DBT shines in women with breast cancer history

2021 06 29 20 04 5147 Breast Mammo Computer 400

Digital breast tomosynthesis (DBT) may be the best option for categorizing possibly benign lesions in women with a personal history of breast cancer, according to research published April 12 in the American Journal of Roentgenology.

A team led by Lily Offit from Harvard Medical School found that compared with full-field digital mammography (FFDM), DBT showed a significantly higher frequency and lower malignancy rate for BI-RADS 3 assessments, as well as a higher malignancy rate for BI-RADS 4 assessments.

"Our findings support the use of DBT, including in patients with a history of breast cancer," said corresponding author Dr. Sona Chikarmane from Brigham and Women's Hospital to AuntMinnie.com.

BI-RADS 3 lesions have a malignancy rate of 2% or less, according to previous studies. Women in this category are recommended to undergo short-interval follow-up imaging at six, 12, and 24 months, which could add stress or be a financial burden.

The researchers pointed out that with DBT's use on the rise, BI-RADS 3 assessments have reduced relative to FFDM, with calcifications being the main mammographic finding.

Women with a personal history of breast cancer are at risk for recurrent or second breast cancers. Previous research suggests that DBT may lead to lower recall rate and a lower rate of false-positive findings in these women. The researchers wrote that due to these women having an increased relative risk for breast cancer, assessing for BI-RADS 3 cases here "demands special consideration."

Offit and co-authors wanted to compare the frequency, outcomes, and additional characteristics of BI-RADS category 3 assessments between FFDM and DBT in women with a personal history of breast cancer.

They looked at retrospective data from 14,845 mammograms in 10,118 women with an average age of 61.8 years, all of whom had a personal history of breast cancer and had undergone mastectomy or lumpectomy. Out of the total, 8,422 exams were performed by FFDM from 2014 to 2016, and 6,423 exams were performed by FFDM with DBT from 2017 to 2018. The latter followed interval conversion of the center's mammography units.

The researchers found that DBT led to lower frequency of BI-RADS 3 assessment and lower malignancy rate for such lesions compared with mammography.

Comparison between DBT, full-field digital mammography
  Mammography DBT p-value
Frequency of BI-RADS 3 assessment 6.4% 5.6% 0.05
Malignancy rate for BI-RADS 3 lesions 5.0% 1.8% 0.04
Malignancy rate for BI-RADS 4 lesions 23.2% 32.0% 0.03
Malignancy rate for BI-RADS 5 lesions 75% 100% 0.02

The researchers also analyzed index category 3 lesions, which included 438 lesions for FFDM and 274 for DBT, respectively. They reported that DBT had a lower percentage of biopsied lesions with a malignant diagnosis compared to mammography, 13.9% to 36.1% (p = 0.02). Additionally, DBT showed more frequent mammographic finding type of mass compared to mammography, 33.2% to 23.1% (p = 0.003).

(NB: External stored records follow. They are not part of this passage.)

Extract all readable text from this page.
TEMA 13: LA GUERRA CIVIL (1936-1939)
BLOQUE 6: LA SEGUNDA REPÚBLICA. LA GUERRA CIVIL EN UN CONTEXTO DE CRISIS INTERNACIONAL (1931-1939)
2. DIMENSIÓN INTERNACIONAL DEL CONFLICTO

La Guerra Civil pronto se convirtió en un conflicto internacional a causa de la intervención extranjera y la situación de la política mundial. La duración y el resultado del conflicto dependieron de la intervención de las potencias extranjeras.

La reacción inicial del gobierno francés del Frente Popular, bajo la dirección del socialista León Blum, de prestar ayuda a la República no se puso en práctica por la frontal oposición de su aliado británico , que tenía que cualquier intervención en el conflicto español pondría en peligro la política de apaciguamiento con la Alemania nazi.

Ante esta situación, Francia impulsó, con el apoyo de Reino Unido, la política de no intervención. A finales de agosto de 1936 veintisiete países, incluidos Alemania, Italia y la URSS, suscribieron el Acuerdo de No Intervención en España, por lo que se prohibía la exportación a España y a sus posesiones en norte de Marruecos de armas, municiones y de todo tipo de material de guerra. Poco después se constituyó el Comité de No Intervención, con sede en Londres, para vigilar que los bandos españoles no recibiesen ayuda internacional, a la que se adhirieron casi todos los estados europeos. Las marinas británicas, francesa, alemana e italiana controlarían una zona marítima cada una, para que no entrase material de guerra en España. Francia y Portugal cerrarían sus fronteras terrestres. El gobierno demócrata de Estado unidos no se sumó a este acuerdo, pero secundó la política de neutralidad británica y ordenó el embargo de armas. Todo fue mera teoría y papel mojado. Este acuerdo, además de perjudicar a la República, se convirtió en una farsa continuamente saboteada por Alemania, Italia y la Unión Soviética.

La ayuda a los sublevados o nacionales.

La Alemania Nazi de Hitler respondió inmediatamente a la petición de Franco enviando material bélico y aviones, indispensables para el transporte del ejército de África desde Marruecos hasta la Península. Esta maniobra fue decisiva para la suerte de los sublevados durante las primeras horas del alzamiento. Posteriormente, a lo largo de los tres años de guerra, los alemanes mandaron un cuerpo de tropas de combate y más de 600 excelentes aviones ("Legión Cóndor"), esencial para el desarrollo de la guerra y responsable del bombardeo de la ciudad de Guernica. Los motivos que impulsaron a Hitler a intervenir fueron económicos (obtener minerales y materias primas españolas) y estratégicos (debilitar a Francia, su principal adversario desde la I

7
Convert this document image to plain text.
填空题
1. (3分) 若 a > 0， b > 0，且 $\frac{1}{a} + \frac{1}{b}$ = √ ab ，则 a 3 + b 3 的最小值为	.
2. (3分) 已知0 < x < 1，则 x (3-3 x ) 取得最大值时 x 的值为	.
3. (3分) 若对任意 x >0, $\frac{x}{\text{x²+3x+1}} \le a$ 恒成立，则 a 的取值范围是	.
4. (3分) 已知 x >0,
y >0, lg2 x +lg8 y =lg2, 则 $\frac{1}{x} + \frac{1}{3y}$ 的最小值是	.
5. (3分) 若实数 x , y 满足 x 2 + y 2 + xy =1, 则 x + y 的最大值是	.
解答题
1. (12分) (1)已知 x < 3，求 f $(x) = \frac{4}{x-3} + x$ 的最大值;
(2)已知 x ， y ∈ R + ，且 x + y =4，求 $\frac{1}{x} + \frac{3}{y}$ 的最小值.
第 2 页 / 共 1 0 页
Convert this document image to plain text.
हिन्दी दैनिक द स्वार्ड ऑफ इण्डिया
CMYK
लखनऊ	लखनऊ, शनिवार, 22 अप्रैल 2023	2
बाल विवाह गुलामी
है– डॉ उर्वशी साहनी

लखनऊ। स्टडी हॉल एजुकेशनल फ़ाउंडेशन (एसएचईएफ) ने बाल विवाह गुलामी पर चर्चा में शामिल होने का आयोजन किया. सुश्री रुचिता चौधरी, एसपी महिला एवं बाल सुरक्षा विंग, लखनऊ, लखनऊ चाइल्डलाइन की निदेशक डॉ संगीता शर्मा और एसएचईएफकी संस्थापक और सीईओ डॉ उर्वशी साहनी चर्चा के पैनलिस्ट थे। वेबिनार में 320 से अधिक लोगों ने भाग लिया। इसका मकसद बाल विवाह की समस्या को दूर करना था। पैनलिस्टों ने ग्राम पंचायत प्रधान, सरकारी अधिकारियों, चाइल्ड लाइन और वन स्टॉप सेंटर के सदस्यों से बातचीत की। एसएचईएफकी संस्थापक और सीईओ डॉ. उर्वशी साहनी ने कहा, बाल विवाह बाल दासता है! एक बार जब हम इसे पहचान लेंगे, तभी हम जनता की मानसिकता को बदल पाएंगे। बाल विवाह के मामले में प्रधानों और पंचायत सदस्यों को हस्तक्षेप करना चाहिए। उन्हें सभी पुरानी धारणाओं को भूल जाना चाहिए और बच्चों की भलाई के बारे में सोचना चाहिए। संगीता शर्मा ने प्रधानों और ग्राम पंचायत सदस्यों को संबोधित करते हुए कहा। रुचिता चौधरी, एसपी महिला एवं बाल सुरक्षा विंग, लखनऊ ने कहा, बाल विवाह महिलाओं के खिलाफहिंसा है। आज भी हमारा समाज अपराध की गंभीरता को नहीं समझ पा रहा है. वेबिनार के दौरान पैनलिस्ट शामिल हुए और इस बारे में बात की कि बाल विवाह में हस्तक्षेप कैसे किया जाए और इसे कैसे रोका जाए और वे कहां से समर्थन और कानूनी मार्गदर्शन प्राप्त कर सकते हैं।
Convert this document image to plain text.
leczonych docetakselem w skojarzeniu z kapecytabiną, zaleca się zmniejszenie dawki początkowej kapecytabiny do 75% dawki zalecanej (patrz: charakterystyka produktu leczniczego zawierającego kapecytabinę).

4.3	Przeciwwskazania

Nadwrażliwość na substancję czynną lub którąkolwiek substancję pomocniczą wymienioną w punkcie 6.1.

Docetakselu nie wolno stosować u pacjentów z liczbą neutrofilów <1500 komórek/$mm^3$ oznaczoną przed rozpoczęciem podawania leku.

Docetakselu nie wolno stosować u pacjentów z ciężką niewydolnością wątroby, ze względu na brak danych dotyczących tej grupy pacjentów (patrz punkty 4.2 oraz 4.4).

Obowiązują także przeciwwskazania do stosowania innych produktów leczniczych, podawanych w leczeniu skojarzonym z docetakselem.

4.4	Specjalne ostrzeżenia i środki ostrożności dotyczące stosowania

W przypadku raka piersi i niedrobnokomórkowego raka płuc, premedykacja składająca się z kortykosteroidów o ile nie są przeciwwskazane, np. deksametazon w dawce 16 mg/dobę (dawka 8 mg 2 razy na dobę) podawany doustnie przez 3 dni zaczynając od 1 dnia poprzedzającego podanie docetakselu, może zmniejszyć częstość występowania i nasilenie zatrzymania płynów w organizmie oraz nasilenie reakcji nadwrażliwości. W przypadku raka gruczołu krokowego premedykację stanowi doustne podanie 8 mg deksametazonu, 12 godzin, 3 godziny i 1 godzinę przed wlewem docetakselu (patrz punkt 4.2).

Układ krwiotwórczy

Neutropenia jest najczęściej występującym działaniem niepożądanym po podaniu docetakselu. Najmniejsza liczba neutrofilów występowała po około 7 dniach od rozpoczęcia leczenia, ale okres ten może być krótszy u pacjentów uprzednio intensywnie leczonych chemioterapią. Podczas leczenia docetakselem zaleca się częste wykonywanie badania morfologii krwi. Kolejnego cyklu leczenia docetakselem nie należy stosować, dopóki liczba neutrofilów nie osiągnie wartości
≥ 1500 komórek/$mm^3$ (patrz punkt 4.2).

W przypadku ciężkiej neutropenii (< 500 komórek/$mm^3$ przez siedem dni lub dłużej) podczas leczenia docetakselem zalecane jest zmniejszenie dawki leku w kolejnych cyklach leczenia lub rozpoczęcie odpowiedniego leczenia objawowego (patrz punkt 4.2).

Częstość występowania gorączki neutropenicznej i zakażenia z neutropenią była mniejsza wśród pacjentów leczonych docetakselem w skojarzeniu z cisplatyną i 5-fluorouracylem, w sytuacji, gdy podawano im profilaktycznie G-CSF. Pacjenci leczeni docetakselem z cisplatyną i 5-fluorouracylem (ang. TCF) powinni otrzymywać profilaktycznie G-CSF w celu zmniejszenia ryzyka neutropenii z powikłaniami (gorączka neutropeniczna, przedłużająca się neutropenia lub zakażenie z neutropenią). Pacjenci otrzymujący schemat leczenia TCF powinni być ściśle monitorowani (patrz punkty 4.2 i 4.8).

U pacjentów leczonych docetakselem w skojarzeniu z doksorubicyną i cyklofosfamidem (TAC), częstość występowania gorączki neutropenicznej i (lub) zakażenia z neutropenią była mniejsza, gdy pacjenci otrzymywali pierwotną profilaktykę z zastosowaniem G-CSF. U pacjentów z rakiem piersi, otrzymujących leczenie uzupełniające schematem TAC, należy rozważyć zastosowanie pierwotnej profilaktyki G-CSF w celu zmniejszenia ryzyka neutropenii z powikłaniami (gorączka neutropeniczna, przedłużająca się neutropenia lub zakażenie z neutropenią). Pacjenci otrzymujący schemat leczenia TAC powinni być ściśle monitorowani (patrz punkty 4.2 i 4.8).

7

Chikarmane said that these results may be because there is a greater conspicuity of benign-appearing masses on DBT than on digital mammography.

"The interpreting radiologist may have recommended follow-up imaging for these benign-appearing masses due to the concern for second cancers in patients with a personal history of breast cancer and an associated abundance of caution," she told AuntMinnie.com.

The study authors suggested that these insights could help in establishing whether BI-RADS 3 assessments in these women are within benchmarks for early detection of second cancers and reduction of benign biopsies.

"The study's findings have clinical relevance given the inclusion of BI-RADS category 3 assessment in the basic clinical audit in the upcoming edition of the BI-RADS manual," the authors wrote.

Chikarmane added that more research will be needed on BI-RADS 3 usage in all patient populations, including those using MRI and ultrasound.